While credit default swaps (insurance against a credit event) have taken off for numerous banks as well as U.S. Treasuries, corporate spreads have held in much better then expected. There are a few possible explanations for this, the primary one being corporate margins, while off the highs, remain elevated relative to historical averages. Another possible explanation is that the wall of debt maturities does not become significant until 2025. Therefore, while earnings may be slowing, corporations are still earning healthy profits while benefiting from low interest payments. Companies that have avoided bloating their balance sheets have fared much better than over-levered and/or low margin businesses. Consumers also appear to be adjusting to higher rates for now.

The U.S. dollar traditionally increases relative to its trading partners during recessionary periods. The theory is, and empirical evidence supports, that the U.S. is the strongest and deepest market globally. Therefore, the reserve currency’s recent performance, declining over 12% since September 2022, caught many market participants by surprise. The cyclical factors that contributed to the weakness are (1) the prospect for a shift to looser monetary policy (2) the dichotomy in growth as the Asia Pacific countries in particular look better positioned. Structural factors are also contributing to pressure on the greenback. High debt levels seem to have foreign investors concerned as investment from abroad has slowed. This long-term effect along with increasing momentum towards de-dollarization appears to be accelerating. A lower U.S. dollar helps global growth as commodities and debt obligations denominated in greenbacks become more affordable, but it also makes foreign goods more expensive for Americans.

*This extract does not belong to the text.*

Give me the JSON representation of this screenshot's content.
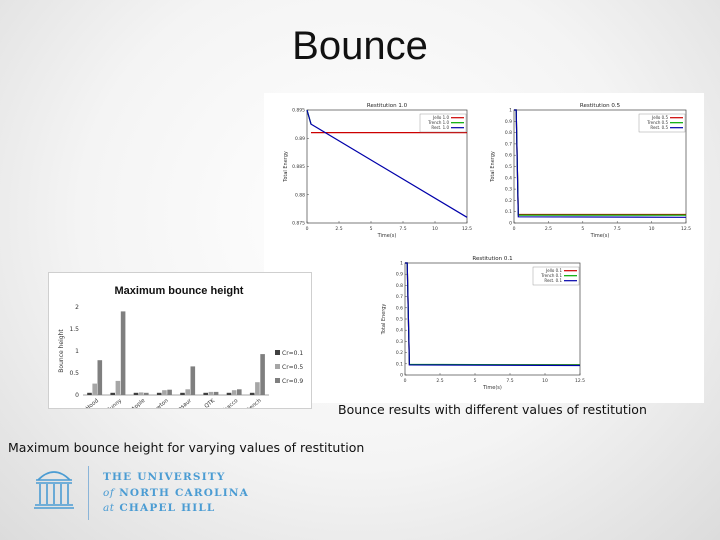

The backdrop still has a bearish tilt, as we highlighted in our 2023 Outlook, but there are pockets of reprieve. The crucial period will be first and second quarter corporate earnings. Companies with pricing power will be able to preserve their profit margins and those with strong balance sheets will have flexibility to navigate the higher interest rate environment. Further slowdowns in the economy will likely be met with a Federal Reserve pivot to looser monetary policy which should stem further earnings erosion. A weaker dollar helps commodity-related equities as well as global earnings. Finally, gold remains a beacon of stability. It has no credit risk and its price is typically negatively correlated with interest rate movements.